Dark passion shows up when an athlete defies well established reasoning in favour of “doing more” - more miles, more speed, races… the focus is instant gratification over long term athletic development. I’ve yet to see this end well.
In an excerpt from my original blog post, I define my own understanding of positive passion vs. dark passion:
The difference between positive passion and dark passion exists between your ears. While both are characterized by an unbridled and relentless force - force that oftentimes leave this willing to do things that cause sacrifice, struggle and willingness to become uncomfortable - critical differences exist.
Positive passion comes from a guttural love for something. It is deeply rooted in our identity. It aligns with our core values and although involves sacrifice, produces great emotional rewards. This type of passion fills us up, it does not drain our tank.
Dark passion manifests itself as an obsession - a visceral compulsion. Obsession does not leave room for self respect, reflection or rest.
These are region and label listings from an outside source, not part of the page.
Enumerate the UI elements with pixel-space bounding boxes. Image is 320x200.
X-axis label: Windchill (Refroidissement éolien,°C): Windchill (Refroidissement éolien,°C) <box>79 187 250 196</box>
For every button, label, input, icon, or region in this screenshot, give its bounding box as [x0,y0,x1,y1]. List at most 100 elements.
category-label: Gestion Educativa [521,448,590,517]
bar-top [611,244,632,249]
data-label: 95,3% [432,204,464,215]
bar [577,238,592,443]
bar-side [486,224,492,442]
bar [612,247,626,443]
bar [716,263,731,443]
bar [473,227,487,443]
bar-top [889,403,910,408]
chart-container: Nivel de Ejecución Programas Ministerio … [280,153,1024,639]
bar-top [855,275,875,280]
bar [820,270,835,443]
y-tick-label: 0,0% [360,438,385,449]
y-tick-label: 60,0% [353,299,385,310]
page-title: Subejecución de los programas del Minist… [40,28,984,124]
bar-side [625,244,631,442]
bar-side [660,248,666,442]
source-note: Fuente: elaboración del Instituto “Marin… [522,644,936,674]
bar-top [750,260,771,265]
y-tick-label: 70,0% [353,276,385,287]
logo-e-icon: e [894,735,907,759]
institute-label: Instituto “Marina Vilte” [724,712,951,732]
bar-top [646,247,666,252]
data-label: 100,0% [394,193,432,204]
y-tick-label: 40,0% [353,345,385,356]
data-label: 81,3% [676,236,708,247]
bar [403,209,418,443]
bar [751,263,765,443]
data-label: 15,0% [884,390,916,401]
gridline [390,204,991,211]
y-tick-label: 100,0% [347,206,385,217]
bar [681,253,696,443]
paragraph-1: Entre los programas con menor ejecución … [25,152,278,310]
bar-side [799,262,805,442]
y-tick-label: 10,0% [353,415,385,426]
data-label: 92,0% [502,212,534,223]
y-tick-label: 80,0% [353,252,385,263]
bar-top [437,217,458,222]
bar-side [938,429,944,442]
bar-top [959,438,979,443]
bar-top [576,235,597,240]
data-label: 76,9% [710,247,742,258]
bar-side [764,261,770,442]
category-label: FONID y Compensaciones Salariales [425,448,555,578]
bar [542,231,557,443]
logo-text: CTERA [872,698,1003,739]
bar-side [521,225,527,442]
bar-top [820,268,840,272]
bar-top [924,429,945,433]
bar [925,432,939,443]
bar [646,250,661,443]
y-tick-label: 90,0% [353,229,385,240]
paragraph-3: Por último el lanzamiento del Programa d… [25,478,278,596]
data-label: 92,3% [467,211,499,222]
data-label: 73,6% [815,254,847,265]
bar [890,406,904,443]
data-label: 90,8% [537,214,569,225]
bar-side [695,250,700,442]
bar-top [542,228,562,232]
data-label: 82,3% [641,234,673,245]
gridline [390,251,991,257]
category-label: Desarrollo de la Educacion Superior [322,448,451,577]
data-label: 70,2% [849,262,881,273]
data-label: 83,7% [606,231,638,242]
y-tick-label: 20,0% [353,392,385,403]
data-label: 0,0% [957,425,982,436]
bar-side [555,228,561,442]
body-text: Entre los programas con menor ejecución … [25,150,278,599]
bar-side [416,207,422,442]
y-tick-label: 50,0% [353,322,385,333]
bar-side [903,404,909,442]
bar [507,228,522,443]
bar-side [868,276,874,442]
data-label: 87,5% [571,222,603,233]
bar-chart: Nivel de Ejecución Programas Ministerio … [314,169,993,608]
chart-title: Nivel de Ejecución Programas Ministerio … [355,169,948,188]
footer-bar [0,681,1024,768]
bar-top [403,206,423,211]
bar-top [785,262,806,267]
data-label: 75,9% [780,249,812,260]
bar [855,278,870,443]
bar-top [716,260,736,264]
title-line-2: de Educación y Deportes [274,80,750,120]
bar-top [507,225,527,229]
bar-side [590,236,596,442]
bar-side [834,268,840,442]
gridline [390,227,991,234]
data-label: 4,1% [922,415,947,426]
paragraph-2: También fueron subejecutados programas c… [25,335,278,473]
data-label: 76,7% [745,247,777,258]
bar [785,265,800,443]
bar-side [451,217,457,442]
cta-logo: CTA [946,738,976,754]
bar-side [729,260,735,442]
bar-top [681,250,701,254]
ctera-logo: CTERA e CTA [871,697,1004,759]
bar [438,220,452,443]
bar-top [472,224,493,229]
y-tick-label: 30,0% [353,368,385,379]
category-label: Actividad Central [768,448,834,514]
It is an intruder that will not leave and a friend that will never allow you to feel adequate.
As an athlete I have cycled between positive pass and dark passion. Both versions of me work extremely hard. The difference being one occurs in a healthy headspace and one occurs in an unhealthy mind.
When I am running and training passionately I'm focused on both the process and the outcome. I follow my workouts diligently with regard for my body. I have clarity and my training is thoughtful. I'm satisfied with each step that I take forward and I celebrate my successes along the way. I becoming extremely focused on taking the best care of my body. I drink well, I eat well, and arrest accordingly. I look forward to my workouts, although sometimes the paces and challenges make me nervous, I'm excited to see what my body can do and how I can progress as an athlete through each individual run. when I am training and healthy headspace I tend to take the time to do things like strength the mobility, and rope stretching, as opposed to running more miles. I take my easy days easy so that I can excel at my harder workouts. My training becomes more about preparing for the harder days versus running hard everyday.
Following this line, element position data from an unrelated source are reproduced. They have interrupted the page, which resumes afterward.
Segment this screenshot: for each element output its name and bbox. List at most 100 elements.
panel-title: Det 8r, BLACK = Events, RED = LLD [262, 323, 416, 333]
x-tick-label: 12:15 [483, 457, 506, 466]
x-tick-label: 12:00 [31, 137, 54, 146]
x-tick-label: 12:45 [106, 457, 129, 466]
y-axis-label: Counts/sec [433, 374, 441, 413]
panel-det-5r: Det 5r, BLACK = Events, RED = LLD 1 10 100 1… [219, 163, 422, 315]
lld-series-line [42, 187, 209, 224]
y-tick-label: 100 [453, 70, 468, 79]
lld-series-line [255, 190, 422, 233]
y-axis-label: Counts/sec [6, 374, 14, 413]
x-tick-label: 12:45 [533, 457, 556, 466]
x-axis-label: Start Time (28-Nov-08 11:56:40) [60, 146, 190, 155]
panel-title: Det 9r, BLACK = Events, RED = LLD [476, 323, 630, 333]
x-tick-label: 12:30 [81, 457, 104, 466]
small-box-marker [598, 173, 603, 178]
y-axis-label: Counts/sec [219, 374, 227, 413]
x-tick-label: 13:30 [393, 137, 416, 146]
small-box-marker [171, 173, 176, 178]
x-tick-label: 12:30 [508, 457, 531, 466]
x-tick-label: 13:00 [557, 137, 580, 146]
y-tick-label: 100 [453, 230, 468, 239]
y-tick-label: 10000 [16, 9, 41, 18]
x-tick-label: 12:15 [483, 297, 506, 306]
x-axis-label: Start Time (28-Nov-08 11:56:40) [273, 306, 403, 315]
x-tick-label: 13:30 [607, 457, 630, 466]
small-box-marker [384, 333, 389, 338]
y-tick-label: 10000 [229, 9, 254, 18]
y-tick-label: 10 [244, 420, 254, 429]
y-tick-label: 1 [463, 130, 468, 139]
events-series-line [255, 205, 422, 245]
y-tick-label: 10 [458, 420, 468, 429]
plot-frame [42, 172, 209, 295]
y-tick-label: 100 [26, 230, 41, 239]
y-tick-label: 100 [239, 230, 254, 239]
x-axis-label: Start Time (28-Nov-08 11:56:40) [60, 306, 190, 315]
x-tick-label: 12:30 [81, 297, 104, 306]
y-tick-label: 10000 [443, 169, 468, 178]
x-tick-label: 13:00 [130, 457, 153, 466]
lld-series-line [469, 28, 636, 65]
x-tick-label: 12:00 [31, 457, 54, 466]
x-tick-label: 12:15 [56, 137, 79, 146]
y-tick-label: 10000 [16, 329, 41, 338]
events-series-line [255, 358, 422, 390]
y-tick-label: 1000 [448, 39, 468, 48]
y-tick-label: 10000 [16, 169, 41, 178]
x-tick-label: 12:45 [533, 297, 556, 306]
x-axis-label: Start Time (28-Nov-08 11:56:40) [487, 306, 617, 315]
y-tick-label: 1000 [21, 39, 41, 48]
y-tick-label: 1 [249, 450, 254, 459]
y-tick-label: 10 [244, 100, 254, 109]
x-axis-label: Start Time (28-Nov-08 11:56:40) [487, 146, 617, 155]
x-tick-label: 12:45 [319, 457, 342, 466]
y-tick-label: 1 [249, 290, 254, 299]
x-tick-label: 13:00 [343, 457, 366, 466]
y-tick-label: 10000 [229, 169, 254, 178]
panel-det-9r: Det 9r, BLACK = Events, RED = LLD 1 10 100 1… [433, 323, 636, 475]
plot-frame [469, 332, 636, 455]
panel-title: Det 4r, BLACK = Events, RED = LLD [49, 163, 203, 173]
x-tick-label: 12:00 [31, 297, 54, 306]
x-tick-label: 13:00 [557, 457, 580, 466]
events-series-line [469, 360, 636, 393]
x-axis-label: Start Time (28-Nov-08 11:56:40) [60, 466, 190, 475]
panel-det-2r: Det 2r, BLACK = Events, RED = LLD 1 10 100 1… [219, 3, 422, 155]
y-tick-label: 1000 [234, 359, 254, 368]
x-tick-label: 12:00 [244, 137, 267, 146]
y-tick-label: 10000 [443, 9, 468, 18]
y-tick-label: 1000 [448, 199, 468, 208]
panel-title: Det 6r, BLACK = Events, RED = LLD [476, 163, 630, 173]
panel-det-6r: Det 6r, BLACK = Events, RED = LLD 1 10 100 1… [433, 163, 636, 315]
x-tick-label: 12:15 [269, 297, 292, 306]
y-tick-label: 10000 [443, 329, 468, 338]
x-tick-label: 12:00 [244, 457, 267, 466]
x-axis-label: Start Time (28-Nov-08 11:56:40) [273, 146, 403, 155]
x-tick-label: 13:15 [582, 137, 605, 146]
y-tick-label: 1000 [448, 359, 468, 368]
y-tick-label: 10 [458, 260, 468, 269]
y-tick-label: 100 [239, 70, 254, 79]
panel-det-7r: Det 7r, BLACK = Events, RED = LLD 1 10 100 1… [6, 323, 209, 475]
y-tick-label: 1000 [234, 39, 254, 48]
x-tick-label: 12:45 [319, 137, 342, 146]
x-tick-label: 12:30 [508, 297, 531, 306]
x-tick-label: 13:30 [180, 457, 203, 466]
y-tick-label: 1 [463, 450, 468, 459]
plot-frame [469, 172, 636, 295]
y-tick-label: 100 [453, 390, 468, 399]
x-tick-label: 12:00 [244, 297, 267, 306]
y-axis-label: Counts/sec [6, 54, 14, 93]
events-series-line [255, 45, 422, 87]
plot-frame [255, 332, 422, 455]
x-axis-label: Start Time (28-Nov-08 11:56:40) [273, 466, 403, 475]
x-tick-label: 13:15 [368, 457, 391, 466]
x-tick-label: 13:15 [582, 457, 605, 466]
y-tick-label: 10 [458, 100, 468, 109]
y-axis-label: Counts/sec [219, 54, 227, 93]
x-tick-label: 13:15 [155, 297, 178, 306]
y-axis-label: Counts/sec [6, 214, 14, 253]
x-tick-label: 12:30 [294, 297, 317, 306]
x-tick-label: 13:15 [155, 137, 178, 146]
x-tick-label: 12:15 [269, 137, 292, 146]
When I am running with dark passion, I’m in a vacuum of obsessively wanting to get more done. My training is characterized by lack of respect for my workouts and for my body. I am overwhelmed by an urge you always do more. The line of doing enough is elusive. Invisible. Imagined. Excitement is replaced with anxiousness and the blinders go on. I begin to worry more about how my training stacks up to other people's training and begin to have difficulty making decisions that are best for me. every run becomes the race and an opportunity to prove an unprovable point to myself.
The line between positive passion and dark passion is easily muddled. There are so many commonalities between the two that in a single run I can be both a passionate runner and an obsessive runner. As I've growing in the sport of endurance running it has become easier for me to define which type of athlete I am on a given day, on a given workout.
Being fuelled by dark passion is exhausting, consuming and joyless. Obsessive running easily masquerades as a positive passion - in fact it is often times praised as being “badass” and “hardcore” in a society that values extremes.
Reflecting on this, the times of dark passion in my own running career are wildly obvious. I still have to actively call upon my own self awareness and honesty when I make training decisions for me. I think like many athletes, I have the tendency to zoom in on myself so tightly that I lose sight of the bigger picture.
Coincidentally - I came across an IG post a week ago from David Goggins. He was crawling on a treadmill because his knees are so injured he can’t run. I couldn’t help but to recognize the passion in his post “ followed up by 959k likes and 3,391 comments (mostly) praising his dedication. It’s not up to me to decide where his passion comes from, or what the rest of his life outside of IG looks like, but what I will say is that the message of relentlessly pursuing 100% surrounds us, and if not managed with a critical lens, can quickly skew our perception.
Have you encountered the passion paradox in your training or other areas of your life?